Thursday, October 18, 2012

The Cancer Triangle


Now we are in-between. It is its own strange time. We are making holiday plans, shopping for birthdays, talking about gifts and trips and life—as if cancer is over. But is it over ? Or only away on a trip of its own? They say that people who have cancer are never really over it. Once you know this can happen to you it’s always there hovering in the background. That's true for caregivers too. It’s there in the back of the closet--that shirt, and the back of the fridge--no more lasagna--and in the medicine cabinet. Will we ever toss the anti-naseua meds? It is there in the relationship too. Always a third party. A strange relation who never quite leaves.  Will we ever have a relationship that is just us? Or will there always be a triangle: me and him and cancer?

Monday, October 15, 2012

In Cancer Care, Cost Matters

An important article on the OP-ED page of today's New York Times regarding the cost of cancer drugs and how those costs are passed on to consumers. Bach, Saltz and Wittes from Sloan-Kettering Cancer Center authored this piece (link below) describing the decision of Sloan-Kettering to NOT offer a new drug --Zaltrap--for colorectal cancer.
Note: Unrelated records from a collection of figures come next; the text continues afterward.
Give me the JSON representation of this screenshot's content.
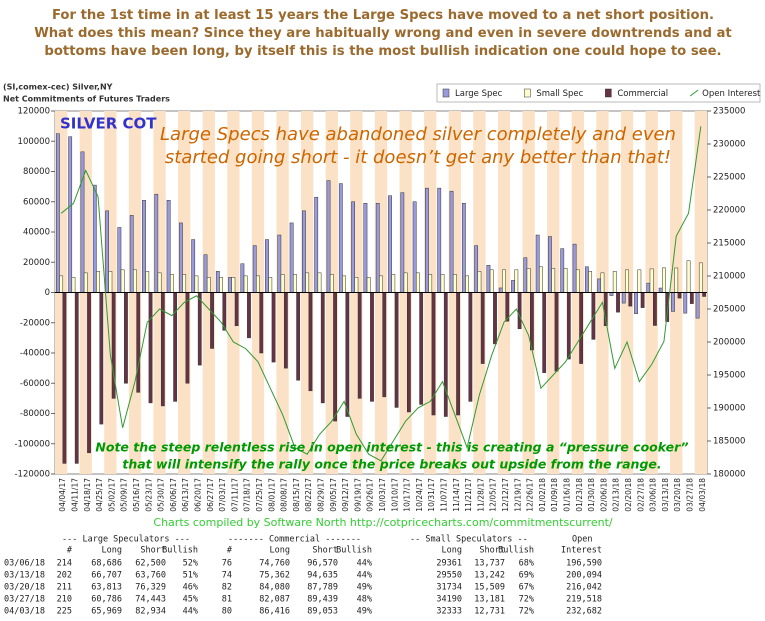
{
  "header": {
    "lines": [
      "For the 1st time in at least 15 years the Large Specs have moved to a net short position.",
      "What does this mean? Since they are habitually wrong and even in severe downtrends and at",
      "bottoms have been long, by itself this is the most bullish indication one could hope to see."
    ]
  },
  "chart_data": {
    "type": "bar",
    "source": "(SI,comex-cec) Silver,NY",
    "title": "Net Commitments of Futures Traders",
    "annotations": [
      "SILVER COT",
      "Large Specs have abandoned silver completely and even",
      "started going short - it doesn’t get any better than that!",
      "Note the steep relentless rise in open interest - this is creating a “pressure cooker”",
      "that will intensify the rally once the price breaks out upside from the range."
    ],
    "categories": [
      "04/04/17",
      "04/11/17",
      "04/18/17",
      "04/25/17",
      "05/02/17",
      "05/09/17",
      "05/16/17",
      "05/23/17",
      "05/30/17",
      "06/06/17",
      "06/13/17",
      "06/20/17",
      "06/27/17",
      "07/03/17",
      "07/11/17",
      "07/18/17",
      "07/25/17",
      "08/01/17",
      "08/08/17",
      "08/15/17",
      "08/22/17",
      "08/29/17",
      "09/05/17",
      "09/12/17",
      "09/19/17",
      "09/26/17",
      "10/03/17",
      "10/10/17",
      "10/17/17",
      "10/24/17",
      "10/31/17",
      "11/07/17",
      "11/14/17",
      "11/21/17",
      "11/28/17",
      "12/05/17",
      "12/12/17",
      "12/19/17",
      "12/26/17",
      "01/02/18",
      "01/09/18",
      "01/16/18",
      "01/23/18",
      "01/30/18",
      "02/06/18",
      "02/13/18",
      "02/20/18",
      "02/27/18",
      "03/06/18",
      "03/13/18",
      "03/20/18",
      "03/27/18",
      "04/03/18"
    ],
    "series": [
      {
        "name": "Large Spec",
        "color": "#9999dd",
        "values": [
          105000,
          103000,
          93000,
          71000,
          54000,
          43000,
          51000,
          61000,
          65000,
          61000,
          46000,
          35000,
          25000,
          14000,
          10000,
          19000,
          31000,
          35000,
          38000,
          46000,
          54000,
          63000,
          74000,
          72000,
          60000,
          59000,
          59000,
          64000,
          66000,
          60000,
          69000,
          69000,
          67000,
          59000,
          31000,
          18000,
          3000,
          8000,
          23000,
          38000,
          37000,
          29000,
          32000,
          17000,
          9000,
          -2000,
          -7000,
          -14000,
          6186,
          2947,
          -12516,
          -13657,
          -16965
        ]
      },
      {
        "name": "Small Spec",
        "color": "#ffffcc",
        "values": [
          11000,
          10000,
          13000,
          14000,
          14000,
          15000,
          15000,
          14000,
          13000,
          12000,
          12000,
          11000,
          10000,
          10000,
          10000,
          11000,
          11000,
          10000,
          12000,
          12000,
          13000,
          13000,
          12000,
          11000,
          10000,
          10000,
          11000,
          12000,
          13000,
          13000,
          12000,
          12000,
          12000,
          11000,
          14000,
          15000,
          15000,
          15000,
          16000,
          17000,
          16000,
          16000,
          15000,
          14000,
          13000,
          14000,
          15000,
          15000,
          15624,
          16308,
          16225,
          21009,
          19602
        ]
      },
      {
        "name": "Commercial",
        "color": "#663344",
        "values": [
          -113000,
          -113000,
          -106000,
          -87000,
          -70000,
          -60000,
          -66000,
          -73000,
          -75000,
          -72000,
          -60000,
          -48000,
          -37000,
          -25000,
          -22000,
          -30000,
          -40000,
          -46000,
          -50000,
          -58000,
          -65000,
          -73000,
          -85000,
          -82000,
          -70000,
          -72000,
          -69000,
          -76000,
          -79000,
          -74000,
          -81000,
          -82000,
          -81000,
          -72000,
          -47000,
          -34000,
          -19000,
          -24000,
          -38000,
          -53000,
          -52000,
          -44000,
          -47000,
          -31000,
          -22000,
          -13000,
          -9000,
          -10000,
          -21810,
          -19273,
          -3709,
          -7352,
          -2637
        ]
      },
      {
        "name": "Open Interest",
        "color": "#339933",
        "type": "line",
        "axis": "y2",
        "values": [
          219500,
          221000,
          226000,
          222000,
          198000,
          187000,
          194000,
          203000,
          205000,
          204000,
          206000,
          207000,
          205000,
          203000,
          200000,
          199000,
          197000,
          193000,
          189000,
          184000,
          183000,
          186000,
          188000,
          191000,
          186000,
          183000,
          182000,
          185000,
          188000,
          190000,
          191000,
          194000,
          189000,
          184000,
          192000,
          198000,
          203000,
          205000,
          201000,
          193000,
          195000,
          197000,
          200000,
          203000,
          206000,
          196000,
          200000,
          194000,
          196590,
          200094,
          216042,
          219518,
          232682
        ]
      }
    ],
    "ylim": [
      -120000,
      120000
    ],
    "yticks": [
      -120000,
      -100000,
      -80000,
      -60000,
      -40000,
      -20000,
      0,
      20000,
      40000,
      60000,
      80000,
      100000,
      120000
    ],
    "y2lim": [
      180000,
      235000
    ],
    "y2ticks": [
      180000,
      185000,
      190000,
      195000,
      200000,
      205000,
      210000,
      215000,
      220000,
      225000,
      230000,
      235000
    ],
    "legend": "top-right",
    "credit": "Charts compiled by Software North  http://cotpricecharts.com/commitmentscurrent/"
  },
  "table": {
    "groups": [
      "--- Large Speculators ---",
      "------- Commercial -------",
      "-- Small Speculators --",
      "Open"
    ],
    "columns": [
      "#",
      "Long",
      "Short",
      "Bullish",
      "#",
      "Long",
      "Short",
      "Bullish",
      "Long",
      "Short",
      "Bullish",
      "Interest"
    ],
    "rows": [
      [
        "03/06/18",
        "214",
        "68,686",
        "62,500",
        "52%",
        "76",
        "74,760",
        "96,570",
        "44%",
        "29361",
        "13,737",
        "68%",
        "196,590"
      ],
      [
        "03/13/18",
        "202",
        "66,707",
        "63,760",
        "51%",
        "74",
        "75,362",
        "94,635",
        "44%",
        "29550",
        "13,242",
        "69%",
        "200,094"
      ],
      [
        "03/20/18",
        "211",
        "63,813",
        "76,329",
        "46%",
        "82",
        "84,080",
        "87,789",
        "49%",
        "31734",
        "15,509",
        "67%",
        "216,042"
      ],
      [
        "03/27/18",
        "210",
        "60,786",
        "74,443",
        "45%",
        "81",
        "82,087",
        "89,439",
        "48%",
        "34190",
        "13,181",
        "72%",
        "219,518"
      ],
      [
        "04/03/18",
        "225",
        "65,969",
        "82,934",
        "44%",
        "80",
        "86,416",
        "89,053",
        "49%",
        "32333",
        "12,731",
        "72%",
        "232,682"
      ]
    ]
  }
}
Very interesting and maybe surprising to hear this from the preeminent cancer center in the world where you'd expect them to try everything no matter the cost. But these docs have decided that more expensive is not necessarily better. They also explain how monthly outlays for cancer fighting drugs have risen from $4,500 per month ten years ago to drug regimens that now cost $35,000 per month. Yes, per month.

This is a short piece and worth reading. Even if you have great health insurance or Medicare no one can afford this.

Here's the link:
http://www.nytimes.com/2012/10/15/opinion/a-hospital-says-no-to-an-11000-a-month-cancer-drug.html?smid=pl-share

Friday, October 12, 2012

Live Strong and Wrong


Lance Armstrong has hurt the sport of cycling, and he has hurt the world of professional sports, he has hurt his teammates and fans as well, but there is another group of people that Lance Armstrong has hurt badly: Cancer patients and cancer survivors and all the residents of CancerLand.

Now we know that he misused lots and lots of drugs and hormones and additives and he used suspect medical practices to improve his performance. The testimony is making clear that he also bullied teammates and staff members into participating.

But what about all those yellow bracelets? What about the unbearable hubris of his “I got cancer but I can still win the Tour de France”. What about Live Strong and Lie; Live Strong and Wrong? Live Strong and capitalize on years of testosterone abuse possibly leading to testicular cancer and then capitalizing on that cancer?  What feels the worst is suggesting to other cancer patients that they too can power on and climb cancer’s hills and wear the yellow jersey, but oops forget to mention I abuse my body—and others --mercilessly.

I know this is tricky territory. We’re not supposed to blame the victim in CancerLand. But now we know that all those yellow bracelets bought him so many free passes and so many looks the other way.

I remember feeling sad when Lance and Sheryl Crow broke up. But now I wonder, “What did Sheryl Crow know?” I’m glad she’s out.

And I just gotta say, here at The Amy Winehouse House, we never liked him.